К вечеру ей стало лучше, так что даже она облеклась в свой черный балахон и поместилась в кресле. Я получил возможность оглядеться и составить себе понятие о новых, окружавших меня лицах. Пока их было немного – только хозяева: Гебгард с женою и сыном и Арундэли.
Не знаю, насколько Гебгард-отец был искренно увлечен теософией, но держался он за нее крепко, так как она ему, человеку, несомненно страдавшему честолюбием, давала некоторое положение. Богатый фабрикант шелковых и иных материй, он оказывался неудовлетворенным той средой, к которой принадлежал по рождению и по своей деятельности. Ему хотелось играть роль среди иного, более интеллигентного общества.
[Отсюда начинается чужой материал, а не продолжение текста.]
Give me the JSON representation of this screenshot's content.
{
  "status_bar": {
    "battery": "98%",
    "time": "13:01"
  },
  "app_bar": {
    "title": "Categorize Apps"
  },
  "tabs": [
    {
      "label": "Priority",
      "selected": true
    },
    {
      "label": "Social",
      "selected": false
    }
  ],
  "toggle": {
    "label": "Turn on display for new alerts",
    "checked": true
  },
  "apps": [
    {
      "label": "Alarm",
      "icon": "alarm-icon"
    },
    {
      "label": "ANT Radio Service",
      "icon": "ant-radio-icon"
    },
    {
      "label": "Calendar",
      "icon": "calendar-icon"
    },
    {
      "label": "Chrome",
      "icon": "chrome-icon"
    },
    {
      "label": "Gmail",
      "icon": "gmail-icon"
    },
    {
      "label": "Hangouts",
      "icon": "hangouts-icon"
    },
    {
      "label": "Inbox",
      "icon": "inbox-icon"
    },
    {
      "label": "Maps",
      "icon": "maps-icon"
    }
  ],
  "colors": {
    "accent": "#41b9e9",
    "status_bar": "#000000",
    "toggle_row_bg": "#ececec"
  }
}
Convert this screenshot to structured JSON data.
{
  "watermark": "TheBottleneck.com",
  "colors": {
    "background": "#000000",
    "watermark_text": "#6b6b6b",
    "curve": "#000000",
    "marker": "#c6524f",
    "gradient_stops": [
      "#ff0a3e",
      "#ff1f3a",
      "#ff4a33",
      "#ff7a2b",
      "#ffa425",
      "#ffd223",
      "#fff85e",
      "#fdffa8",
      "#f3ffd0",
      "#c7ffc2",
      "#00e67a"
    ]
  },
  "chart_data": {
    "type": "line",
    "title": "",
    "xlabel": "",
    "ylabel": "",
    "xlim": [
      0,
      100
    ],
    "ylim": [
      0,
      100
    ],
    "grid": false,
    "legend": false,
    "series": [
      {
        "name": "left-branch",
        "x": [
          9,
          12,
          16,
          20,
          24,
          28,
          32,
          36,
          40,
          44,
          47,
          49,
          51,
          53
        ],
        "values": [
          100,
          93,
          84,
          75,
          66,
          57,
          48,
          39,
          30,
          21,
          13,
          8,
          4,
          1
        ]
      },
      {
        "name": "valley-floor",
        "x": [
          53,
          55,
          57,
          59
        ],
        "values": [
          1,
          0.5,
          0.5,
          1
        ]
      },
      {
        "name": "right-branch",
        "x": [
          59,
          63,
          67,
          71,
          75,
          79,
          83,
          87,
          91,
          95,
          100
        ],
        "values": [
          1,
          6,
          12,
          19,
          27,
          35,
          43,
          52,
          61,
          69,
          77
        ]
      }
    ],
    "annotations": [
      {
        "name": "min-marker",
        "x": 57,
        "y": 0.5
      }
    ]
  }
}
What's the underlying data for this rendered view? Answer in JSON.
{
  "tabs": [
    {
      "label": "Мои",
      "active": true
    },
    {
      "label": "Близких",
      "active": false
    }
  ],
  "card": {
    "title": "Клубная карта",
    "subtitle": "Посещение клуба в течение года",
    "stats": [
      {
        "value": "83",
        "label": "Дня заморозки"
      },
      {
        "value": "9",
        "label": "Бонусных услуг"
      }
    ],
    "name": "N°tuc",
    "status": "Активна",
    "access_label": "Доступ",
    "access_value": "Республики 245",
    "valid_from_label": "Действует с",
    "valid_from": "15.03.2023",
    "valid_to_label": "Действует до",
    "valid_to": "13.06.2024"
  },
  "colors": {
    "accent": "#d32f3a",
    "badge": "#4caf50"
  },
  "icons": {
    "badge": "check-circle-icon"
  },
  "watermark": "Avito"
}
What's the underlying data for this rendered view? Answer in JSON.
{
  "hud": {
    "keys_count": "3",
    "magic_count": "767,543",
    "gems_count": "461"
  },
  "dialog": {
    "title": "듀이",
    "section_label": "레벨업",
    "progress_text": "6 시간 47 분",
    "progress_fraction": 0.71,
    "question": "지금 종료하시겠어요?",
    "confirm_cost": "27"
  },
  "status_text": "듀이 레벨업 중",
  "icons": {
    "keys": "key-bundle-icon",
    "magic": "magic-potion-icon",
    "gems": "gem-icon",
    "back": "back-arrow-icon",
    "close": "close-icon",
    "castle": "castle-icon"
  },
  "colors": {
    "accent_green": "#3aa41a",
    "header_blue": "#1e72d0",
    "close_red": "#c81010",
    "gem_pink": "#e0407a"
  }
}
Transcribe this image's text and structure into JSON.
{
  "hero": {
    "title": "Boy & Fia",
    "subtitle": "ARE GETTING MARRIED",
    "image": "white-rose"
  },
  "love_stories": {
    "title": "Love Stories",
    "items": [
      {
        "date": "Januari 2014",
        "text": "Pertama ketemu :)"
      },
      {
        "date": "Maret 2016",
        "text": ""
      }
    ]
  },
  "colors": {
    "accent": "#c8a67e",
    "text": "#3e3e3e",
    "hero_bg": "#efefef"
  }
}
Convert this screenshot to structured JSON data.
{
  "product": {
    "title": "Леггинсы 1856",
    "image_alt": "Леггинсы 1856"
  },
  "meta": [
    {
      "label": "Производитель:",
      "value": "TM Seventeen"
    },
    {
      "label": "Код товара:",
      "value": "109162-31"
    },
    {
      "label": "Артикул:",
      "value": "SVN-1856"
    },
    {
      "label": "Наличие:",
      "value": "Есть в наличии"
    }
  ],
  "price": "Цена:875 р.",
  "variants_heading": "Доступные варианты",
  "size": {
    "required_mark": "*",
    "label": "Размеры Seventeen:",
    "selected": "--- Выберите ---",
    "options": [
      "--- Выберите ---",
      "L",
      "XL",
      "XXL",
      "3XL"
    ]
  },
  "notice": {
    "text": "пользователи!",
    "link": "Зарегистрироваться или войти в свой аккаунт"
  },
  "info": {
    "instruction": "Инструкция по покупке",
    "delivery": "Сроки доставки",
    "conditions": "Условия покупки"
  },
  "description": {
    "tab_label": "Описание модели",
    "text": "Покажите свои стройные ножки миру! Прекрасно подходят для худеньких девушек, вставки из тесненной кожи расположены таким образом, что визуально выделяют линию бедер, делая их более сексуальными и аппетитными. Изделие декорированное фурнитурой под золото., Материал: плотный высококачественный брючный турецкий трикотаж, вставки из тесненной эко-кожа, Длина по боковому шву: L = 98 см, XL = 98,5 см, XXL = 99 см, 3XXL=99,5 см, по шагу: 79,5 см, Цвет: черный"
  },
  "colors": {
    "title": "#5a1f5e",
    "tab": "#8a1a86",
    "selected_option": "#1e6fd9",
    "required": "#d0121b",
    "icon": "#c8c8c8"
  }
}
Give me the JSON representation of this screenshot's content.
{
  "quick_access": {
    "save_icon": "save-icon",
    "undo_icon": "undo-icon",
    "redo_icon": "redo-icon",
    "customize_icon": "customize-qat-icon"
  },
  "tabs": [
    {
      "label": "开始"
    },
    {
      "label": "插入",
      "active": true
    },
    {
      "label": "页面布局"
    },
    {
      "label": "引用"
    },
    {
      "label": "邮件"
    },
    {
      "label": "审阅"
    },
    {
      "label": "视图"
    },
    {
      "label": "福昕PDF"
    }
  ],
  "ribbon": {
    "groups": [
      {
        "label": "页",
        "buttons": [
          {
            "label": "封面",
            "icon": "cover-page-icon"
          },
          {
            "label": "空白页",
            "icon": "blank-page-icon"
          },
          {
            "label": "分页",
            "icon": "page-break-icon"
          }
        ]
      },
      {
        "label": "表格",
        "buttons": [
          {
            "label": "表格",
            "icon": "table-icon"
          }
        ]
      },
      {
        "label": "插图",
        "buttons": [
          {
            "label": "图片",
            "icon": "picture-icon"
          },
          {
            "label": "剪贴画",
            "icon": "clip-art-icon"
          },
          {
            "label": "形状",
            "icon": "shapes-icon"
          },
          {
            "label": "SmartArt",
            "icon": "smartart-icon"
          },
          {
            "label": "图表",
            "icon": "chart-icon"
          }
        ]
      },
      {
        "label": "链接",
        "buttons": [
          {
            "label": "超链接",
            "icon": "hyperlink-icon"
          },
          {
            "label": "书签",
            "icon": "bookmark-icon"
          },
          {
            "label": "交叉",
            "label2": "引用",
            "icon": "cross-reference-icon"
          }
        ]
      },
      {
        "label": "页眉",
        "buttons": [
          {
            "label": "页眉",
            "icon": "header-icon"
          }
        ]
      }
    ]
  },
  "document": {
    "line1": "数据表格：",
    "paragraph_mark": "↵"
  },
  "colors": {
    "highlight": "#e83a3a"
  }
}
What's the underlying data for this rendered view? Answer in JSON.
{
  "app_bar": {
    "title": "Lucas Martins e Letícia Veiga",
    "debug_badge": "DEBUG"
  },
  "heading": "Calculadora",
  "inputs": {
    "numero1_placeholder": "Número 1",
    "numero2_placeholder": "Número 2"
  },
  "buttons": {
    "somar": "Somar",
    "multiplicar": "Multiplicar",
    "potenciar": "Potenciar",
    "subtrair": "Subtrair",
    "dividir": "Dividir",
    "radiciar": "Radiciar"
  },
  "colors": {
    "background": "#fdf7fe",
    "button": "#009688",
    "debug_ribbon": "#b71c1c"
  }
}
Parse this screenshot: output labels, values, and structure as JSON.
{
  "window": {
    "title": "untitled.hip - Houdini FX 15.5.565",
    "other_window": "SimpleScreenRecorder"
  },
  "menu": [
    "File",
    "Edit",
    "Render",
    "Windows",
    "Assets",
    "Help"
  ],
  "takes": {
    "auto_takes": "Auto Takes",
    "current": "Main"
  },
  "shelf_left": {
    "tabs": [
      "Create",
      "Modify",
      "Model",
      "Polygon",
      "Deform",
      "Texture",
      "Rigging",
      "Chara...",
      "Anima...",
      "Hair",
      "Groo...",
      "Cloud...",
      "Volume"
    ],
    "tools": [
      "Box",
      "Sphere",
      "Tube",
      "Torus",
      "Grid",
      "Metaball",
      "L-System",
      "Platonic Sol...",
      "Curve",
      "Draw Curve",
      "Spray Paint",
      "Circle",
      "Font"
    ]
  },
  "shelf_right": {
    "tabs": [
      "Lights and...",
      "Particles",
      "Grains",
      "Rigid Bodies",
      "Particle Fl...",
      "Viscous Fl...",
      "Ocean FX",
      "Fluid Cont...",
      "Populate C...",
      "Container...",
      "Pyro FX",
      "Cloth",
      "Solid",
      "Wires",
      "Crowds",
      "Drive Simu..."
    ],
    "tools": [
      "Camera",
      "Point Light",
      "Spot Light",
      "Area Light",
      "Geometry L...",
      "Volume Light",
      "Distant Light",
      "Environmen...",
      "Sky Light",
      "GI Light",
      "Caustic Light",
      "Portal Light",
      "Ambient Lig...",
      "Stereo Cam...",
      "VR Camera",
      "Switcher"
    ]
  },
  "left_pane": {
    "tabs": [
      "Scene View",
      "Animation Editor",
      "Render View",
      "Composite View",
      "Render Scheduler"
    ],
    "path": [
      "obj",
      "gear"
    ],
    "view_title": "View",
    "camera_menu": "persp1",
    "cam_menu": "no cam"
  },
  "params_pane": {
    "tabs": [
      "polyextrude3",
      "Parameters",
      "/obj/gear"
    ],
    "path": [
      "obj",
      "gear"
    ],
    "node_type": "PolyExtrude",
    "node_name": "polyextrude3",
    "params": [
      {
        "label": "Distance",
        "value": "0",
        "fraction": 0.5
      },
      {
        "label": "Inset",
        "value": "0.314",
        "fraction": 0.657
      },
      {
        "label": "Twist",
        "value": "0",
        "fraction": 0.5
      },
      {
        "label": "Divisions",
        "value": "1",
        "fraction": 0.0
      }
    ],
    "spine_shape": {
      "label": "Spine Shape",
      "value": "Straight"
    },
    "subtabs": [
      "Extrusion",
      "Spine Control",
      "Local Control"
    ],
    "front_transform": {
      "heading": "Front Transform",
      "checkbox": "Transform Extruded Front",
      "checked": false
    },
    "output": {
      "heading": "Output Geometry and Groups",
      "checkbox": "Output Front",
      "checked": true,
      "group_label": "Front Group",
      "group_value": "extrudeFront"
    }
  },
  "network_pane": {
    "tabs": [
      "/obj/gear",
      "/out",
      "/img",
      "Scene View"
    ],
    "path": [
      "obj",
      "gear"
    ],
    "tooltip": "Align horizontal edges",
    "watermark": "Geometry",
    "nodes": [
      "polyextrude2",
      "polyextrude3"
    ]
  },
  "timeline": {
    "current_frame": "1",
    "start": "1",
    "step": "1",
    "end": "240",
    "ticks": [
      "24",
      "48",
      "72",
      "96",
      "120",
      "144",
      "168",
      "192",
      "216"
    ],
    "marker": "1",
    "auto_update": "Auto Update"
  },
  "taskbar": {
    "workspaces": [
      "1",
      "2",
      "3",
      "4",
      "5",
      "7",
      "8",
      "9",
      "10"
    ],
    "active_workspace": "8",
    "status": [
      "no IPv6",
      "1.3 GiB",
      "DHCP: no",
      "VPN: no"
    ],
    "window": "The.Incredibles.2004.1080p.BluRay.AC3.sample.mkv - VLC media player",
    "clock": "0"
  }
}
Блаватская давала ему эту возможность с той минуты, как его дом превратился во временную «главную квартиру» теософии. В своей гостиной и столовой он с нескрываемой, детски нескрываемой радостью видел интересных иностранцев и иностранок. Когда раздавался звонок к обеду, он, расфранченный и с ленточкой персидского ордена в петлице, предлагал руку фрейлине А. и открывал шествие в столовую. За обедом он считал своею обязанностью занимать гостей и рассказывал то по-немецки, то на ломаном французском языке довольно пошлые анекдоты, ничуть не сомневаясь в их остроумии. Его жена, особа приличная и скромная, поразила меня (да, это было для меня еще внове) своим отношением к «madame»: она целовала у нее руку и исполняла при ней обязанности горничной. «Madame», больная и раздражительная, иной раз на нее да покрикивала. Рудольф Гебгард мне памятен тем, что был весьма искусный фокусник. Он купил у какого-то «профессора белой и черной магии» секреты и сделал для нас «темный» шар, на котором весьма удачно и отчетливо подражал медиумическим явлениям.
Над нашими головами летал и звонил колокольчик, звучала гитара, какие-то руки прикасались к нам, потом Рудольфа связывали и припечатывали, а через минуту он оказывался освобожденным от этих своих и т. д.
Блаватская при этом разражалась насмешками над спиритами и на мои замечания, что ведь сама она была спириткой, клялась, что никогда ею не была и что это все в нее выдумали «обожатели скорлуп», то есть спириты.